Phytohemagglutinin (PHA), a leukocyte mitogen, induces a lymphocyte and blast cell glomerulonephritis in rat renal allografts (Cell Immunol 13:146, 1974). The aim of this study was to assess whether PHA similarly enhances rabbit monocyte-dependent experimental, acute immune complex glomerulonephritis, and whether this effect is associated with local release of interleukin-1 (IL-1) and tumor necrosis factor (TNF). Rabbits with experimental acute serum sickness (AcSS: Group I) had focal proliferative and exudative glomerulonephritis with immune deposits, scattered subepithelial electron-dense deposits (humps), mild and transient proteinuria, normal creatinine clearance and slightly increased production of IL-1 and TNF from isolated glomeruli.

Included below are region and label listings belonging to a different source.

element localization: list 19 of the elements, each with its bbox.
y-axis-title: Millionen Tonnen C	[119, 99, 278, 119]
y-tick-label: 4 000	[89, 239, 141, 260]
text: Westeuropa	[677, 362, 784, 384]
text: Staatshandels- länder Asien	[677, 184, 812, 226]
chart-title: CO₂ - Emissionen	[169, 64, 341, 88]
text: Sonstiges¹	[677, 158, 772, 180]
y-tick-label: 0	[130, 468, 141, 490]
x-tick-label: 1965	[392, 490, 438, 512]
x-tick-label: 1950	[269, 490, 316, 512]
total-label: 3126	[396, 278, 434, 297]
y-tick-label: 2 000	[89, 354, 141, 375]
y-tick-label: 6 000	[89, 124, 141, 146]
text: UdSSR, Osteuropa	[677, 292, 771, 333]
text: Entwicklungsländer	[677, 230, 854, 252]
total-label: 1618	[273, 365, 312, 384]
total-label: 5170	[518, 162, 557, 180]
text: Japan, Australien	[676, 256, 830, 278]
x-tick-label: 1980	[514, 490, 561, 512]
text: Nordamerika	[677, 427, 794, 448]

Rabbits with AcSS and injected with PHA (Group II) developed severe lymphocyte and blast cell glomerulonephritis with diffuse endothelial damage; immune deposits were significantly reduced, focal subepithelial electron-dense deposits were absent, proteinuria was increased, creatinine clearance was decreased and production of IL-1 and TNF was markedly augmented as compared to rabbits in Group I. Rabbits with AcSS and injected with IL-1 beta and TNF alpha (Group V) had lesions comparable to those seen in Group II. These results show that PHA, IL-1 and TNF enhance the severity of acute immune complex glomerulonephritis, presumably by activating glomerular endothelial and mesangial cells and resident or infiltrated leukocytes.